Well, they are wed. What to say?

Congratulations to the Dean and Chapter of Westminster, to start with. These big occasions in the Abbey are being done extremely well these days. The visit of the Pope last year and then this Royal Wedding are enormous set piece liturgies and they do come off very well. They even made Damian Thompson wish he was an Anglican, but only for the twinkling of an eye.

I liked the dress, liked the copes and loved the music. The words of the liturgy seemed pretty disappointing to me. The surprising thing was a return to exclusive language and all the thous and wilts of the prayer book tradition. I thought we’d moved on from that when Prince Charles and Camilla had their wedding blessing.

It felt to me as though the music was a living tradition – new music commissioned for the day mingled in with a lot of twentieth century music and some trad hymns. The words of the service however just seemed to be Common Worship Series 1 which is very similar to what we would recognise in Scotland as the wedding service from the Scottish Prayer Book 1929.

Actually, not many of us would recognise it at all as the new wedding service seems to be doing rather well. I love working on it with couples – they get loads of options to create a service which is not just an off the peg liturgy but one that they’ve crafted together into something which says what they want to say to one another.

There was a glimpse of that in the prayer that the Bishop of London quoted as having been written by the couple, I suppose.

There were no glimpses of Bishop David in the Abbey though.
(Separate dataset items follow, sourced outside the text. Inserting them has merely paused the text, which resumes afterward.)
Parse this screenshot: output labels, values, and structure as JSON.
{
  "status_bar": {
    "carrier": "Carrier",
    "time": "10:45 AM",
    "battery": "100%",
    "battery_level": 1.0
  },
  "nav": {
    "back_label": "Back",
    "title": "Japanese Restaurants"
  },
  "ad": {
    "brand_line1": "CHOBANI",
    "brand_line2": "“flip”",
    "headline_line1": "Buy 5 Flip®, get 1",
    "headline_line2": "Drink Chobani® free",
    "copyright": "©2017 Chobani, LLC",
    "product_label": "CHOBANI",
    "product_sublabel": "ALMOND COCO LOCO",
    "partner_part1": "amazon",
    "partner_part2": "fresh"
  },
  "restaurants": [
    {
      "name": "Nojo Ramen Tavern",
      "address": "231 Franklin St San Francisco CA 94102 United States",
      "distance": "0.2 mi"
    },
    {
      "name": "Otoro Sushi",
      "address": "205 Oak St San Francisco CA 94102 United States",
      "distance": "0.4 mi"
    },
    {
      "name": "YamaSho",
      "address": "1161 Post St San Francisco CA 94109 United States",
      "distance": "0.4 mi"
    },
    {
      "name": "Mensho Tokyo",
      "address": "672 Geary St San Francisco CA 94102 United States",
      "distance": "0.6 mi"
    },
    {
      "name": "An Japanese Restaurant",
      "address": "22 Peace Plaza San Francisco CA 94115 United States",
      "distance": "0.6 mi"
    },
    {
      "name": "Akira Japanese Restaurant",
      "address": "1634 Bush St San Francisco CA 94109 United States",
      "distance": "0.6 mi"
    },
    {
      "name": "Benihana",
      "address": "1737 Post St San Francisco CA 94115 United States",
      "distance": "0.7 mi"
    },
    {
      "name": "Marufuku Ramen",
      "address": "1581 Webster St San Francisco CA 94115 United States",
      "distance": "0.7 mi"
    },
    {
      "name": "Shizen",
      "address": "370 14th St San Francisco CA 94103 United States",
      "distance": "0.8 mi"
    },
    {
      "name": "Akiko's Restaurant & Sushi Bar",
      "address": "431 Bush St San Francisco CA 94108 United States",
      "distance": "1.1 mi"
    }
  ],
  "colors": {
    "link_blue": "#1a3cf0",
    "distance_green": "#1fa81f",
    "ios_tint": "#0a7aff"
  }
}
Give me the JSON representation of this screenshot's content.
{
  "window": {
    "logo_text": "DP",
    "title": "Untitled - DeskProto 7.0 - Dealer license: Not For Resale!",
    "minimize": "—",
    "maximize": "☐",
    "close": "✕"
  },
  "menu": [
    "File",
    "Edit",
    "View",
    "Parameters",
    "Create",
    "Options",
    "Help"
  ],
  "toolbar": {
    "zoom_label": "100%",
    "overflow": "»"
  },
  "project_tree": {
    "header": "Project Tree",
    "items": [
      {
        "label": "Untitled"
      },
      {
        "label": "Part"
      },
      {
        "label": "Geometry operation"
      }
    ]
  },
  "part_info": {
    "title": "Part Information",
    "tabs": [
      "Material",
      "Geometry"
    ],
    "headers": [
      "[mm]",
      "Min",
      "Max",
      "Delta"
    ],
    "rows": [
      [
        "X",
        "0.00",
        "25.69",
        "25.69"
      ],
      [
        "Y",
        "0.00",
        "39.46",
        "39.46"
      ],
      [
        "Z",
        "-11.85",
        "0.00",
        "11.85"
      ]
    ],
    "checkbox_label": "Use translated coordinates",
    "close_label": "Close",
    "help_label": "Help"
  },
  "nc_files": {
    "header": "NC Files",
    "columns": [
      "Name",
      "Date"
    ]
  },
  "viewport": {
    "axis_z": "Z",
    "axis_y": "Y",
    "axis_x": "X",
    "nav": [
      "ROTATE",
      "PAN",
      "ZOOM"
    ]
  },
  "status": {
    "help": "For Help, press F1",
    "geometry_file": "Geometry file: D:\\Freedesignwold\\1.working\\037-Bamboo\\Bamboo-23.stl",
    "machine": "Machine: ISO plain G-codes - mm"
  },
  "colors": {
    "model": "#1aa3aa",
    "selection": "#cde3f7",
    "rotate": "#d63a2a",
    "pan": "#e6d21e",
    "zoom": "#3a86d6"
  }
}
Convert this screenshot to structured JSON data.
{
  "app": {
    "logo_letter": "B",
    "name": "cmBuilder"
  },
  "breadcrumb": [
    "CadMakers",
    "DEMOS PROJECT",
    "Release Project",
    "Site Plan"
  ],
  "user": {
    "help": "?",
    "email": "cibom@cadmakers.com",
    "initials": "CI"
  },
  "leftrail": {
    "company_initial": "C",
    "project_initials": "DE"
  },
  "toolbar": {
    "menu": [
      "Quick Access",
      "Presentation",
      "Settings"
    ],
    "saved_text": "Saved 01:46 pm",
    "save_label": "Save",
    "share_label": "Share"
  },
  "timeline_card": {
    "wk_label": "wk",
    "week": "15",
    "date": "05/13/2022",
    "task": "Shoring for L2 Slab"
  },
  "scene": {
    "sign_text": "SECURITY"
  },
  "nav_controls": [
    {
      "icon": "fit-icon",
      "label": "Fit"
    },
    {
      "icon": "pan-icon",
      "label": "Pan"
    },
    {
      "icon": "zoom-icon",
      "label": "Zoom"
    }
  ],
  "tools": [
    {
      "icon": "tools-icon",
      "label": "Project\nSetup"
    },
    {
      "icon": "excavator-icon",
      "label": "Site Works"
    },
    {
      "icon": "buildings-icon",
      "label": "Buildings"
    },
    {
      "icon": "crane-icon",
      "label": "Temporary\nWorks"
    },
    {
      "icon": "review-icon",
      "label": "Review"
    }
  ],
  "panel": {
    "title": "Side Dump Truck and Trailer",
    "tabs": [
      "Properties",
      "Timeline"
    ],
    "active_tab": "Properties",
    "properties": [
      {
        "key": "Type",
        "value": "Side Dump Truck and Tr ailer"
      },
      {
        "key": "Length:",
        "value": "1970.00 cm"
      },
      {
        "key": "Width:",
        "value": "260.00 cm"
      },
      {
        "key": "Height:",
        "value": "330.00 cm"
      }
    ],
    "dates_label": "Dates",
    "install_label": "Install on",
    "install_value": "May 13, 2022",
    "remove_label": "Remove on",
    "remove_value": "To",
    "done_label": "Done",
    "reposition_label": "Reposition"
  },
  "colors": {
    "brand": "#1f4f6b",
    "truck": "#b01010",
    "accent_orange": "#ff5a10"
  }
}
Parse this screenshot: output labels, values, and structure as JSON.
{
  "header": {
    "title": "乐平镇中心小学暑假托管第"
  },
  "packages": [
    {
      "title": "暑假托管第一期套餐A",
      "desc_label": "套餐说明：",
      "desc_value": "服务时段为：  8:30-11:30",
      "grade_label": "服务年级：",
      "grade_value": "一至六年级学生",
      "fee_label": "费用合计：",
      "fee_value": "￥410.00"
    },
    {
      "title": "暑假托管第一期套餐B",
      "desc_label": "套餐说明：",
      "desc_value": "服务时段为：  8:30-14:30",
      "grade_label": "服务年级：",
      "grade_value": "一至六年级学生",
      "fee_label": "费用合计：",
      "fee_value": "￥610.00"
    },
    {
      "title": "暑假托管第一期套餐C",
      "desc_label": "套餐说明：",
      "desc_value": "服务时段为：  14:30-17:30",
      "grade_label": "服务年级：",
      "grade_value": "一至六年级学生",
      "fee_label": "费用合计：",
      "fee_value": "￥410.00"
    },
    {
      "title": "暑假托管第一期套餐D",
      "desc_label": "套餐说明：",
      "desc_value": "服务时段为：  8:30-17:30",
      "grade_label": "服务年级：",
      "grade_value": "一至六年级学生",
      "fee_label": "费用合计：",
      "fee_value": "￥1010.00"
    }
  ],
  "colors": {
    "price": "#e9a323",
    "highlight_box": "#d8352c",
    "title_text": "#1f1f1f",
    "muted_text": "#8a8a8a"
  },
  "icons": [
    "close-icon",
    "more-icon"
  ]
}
As we saw nothing to the contrary, we must hope and assume that he enjoyed himself and that gaiters were worn with style and panache.


The day of the Royal Nuptials has arrived and I must admit to being staggered at the claim on the BBC that they expect two billion people to watch it. What’s that, a third of the people on earth? It seems an extraordinary number. Indeed they were describing it as the biggest television event ever.

I’ll be watching, of course. I’ve a professional interest in weddings and it’s important to keep up with what builds expectations around such events. I’ll also be tuning in for cope and gaiter spotting. Could this really be the day for the public restoration of gaiters to the Scottish hierarchy? It seems the best chance for a generation.

But why such extraordinary interest around the world? Is it that we all secretly hope that one day our prince will come?